Die anmutigen Gesten ihrer Hände akzentuieren den Text des Liedes, ihre dunklen, freundlichen Augen flirten und locken. Sie demonstriert ihrer Schülerin abhynaya, das theatralische oder darstellerische Element des traditionsreichen Tanzes. Dabei spielt die Tänzerin mythologische Erzählungen nach, schlüpft in die Rolle einfacher Menschen, von Helden, von Göttern. Lehrerin und Schülerin üben gerade eine Szene mit dem Gott Krishna, von dem erzählt wird, dass er als Kind gerne Butter gestohlen habe. Rajyashree Ramesh gestikuliert, während sie erklärt:

"So, deine ganzen Handbewegungen müssen diese Konsistenz von Butter zeigen, ja? Also nicht jetzt da rein, so, sondern genau. Wie würdest du? Du musst das ein bisschen so rauslöffeln, genau, das ist genauso hier der Grund, warum du das machst … ist … aus der Flüssigkeit holst Du diese Masse heraus, kuck mal.."

Der Gott Krishna als Kind, ebenso wie später als junger Mann, wenn er die Gopis, die Hirtenmädchen neckt, ist die beliebteste Gestalt im Bharatanatyam. Und erst wenn die Tänzer das Wesen seines mythologischen Charakters erkannt haben, können sie ihn auf der Bühne verkörpern, meint die Lehrerin Ramesh.

"In diesen drei Zeilen musst du etablieren, wer Krishna ist. Einmal ganz normal als Bhakta, dass du Sehnsucht hast, dass er kommen soll. Dann stellst Du diese Mutter dar, die dann halt eben mit der Butter … und dann das dritte Mal dann, eine der Gopis. Und so hast du dann die Möglichkeit in diesen drei Zeilen erstmal, oder Variationen, zu etablieren, wer Krishna ist."

Tanz wurde im Christentum lange Zeit als frivol, seine Körperlichkeit als anstößig verurteilt. Die Kirche erkannte zwar, dass die Ekstase des Tanzes religiöse Inspiration ermöglichen kann. Doch fürchtete sie nicht zuletzt, dass die individuell erlebte Gotteserfahrung ihren Einfluss mindern oder ihr Gottesbild in Frage stellen könnte.

Anders im Hinduismus, hier tanzen die Götter: In seiner Erscheinungsform als Nataraj, als "König des Tanzes", erschafft und zerstört der Gott Shiva den Kosmos durch seinen Tanz. Seine bronzene Götterstatue gehört meist zum Inventar der Tanzschulen und schmückt die Bühnen, auf denen die Tänzer ihre Kunst darbieten. In prächtigen Kostümen treten sie an religiösen sowie säkularen Feiertagen auf.

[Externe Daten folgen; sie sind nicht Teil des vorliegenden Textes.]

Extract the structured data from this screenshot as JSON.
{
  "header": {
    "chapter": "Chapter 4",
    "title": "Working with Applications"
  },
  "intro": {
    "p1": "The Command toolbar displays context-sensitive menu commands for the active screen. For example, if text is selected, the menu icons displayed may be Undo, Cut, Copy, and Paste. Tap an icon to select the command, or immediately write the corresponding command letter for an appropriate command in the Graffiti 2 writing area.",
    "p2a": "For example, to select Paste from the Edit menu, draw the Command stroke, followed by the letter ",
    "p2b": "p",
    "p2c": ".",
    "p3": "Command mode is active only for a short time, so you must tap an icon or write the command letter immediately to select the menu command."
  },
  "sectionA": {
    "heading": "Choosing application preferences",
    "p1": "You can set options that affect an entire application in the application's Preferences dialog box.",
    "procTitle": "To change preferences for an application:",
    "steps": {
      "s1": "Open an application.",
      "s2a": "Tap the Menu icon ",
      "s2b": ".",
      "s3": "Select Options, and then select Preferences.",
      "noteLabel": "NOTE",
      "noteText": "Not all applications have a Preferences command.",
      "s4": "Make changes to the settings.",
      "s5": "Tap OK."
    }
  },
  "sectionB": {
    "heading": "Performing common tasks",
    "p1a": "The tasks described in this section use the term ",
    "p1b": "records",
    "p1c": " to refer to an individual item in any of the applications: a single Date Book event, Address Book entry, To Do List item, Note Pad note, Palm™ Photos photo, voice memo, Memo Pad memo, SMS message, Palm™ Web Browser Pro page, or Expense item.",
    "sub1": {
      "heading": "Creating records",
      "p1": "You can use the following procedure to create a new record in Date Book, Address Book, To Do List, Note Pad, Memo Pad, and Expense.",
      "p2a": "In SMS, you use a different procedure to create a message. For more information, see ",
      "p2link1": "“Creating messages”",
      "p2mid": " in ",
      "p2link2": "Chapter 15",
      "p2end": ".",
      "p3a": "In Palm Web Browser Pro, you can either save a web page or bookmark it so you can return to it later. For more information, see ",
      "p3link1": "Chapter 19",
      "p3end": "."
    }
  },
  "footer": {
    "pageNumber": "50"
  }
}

Das Wort Bharatanatyam stammt aus dem Sanskrit und bedeutet "Tanz Indiens". Der Tanz ist meditativ, besteht aus rhythmischen und erzählerischen Elementen. In der Grundhaltung dreht der Tänzer seine Beine nach außen und beugt die Knie. Auch bei hoher Dynamik bleibt der Körper stets kerzengerade aufgerichtet. Typisch für Bharatanatyam sind die rhythmische Fußarbeit sowie die ausgefeilte Mimik und Gestik

Bharatanatyam stammt aus der südindischen Tempelkultur. Über einen Zeitraum von mehreren Jahrhunderten schrieben indische Gelehrte am Natyashastra, einer Art Leitfaden für Tanz. Und stellten ihn vermutlich im 5. Jahrhundert nach unserer Zeitrechnung fertig. Diese Sammlung von circa 6000 Versen beschäftigt sich intensiv mit der Kunst des Theaters, des Tanzes und der Musik. Ihre Grundsätze gelten bis heute.

Für Rajyashree Ramesh ist Bharatanatyam vor allem deshalb göttlich, weil die regelmäßige Tanzpraxis besondere körperliche Erfahrungen ermöglicht, Körper, Seele und Geist zusammenführt.

"Ich habe meinen ganzen Körper im Einsatz. So, und um diesen Körper im Einsatz zu haben, bin ich auch geistig dabei, es ist ja nicht so, dass ich einfach um mich herum nudele, ne, einfach ausgedrückt. Ich muss wirklich präzise tanzen. Ich muss wirklich jeden Finger benutzen, ich muss wissen, wo mein Fußgelenk ist, meine Wirbelsäule, mein Hinterkopf, alles, auf einer ganz reinen physischen Ebene muss ich wirklich voll präsent sein.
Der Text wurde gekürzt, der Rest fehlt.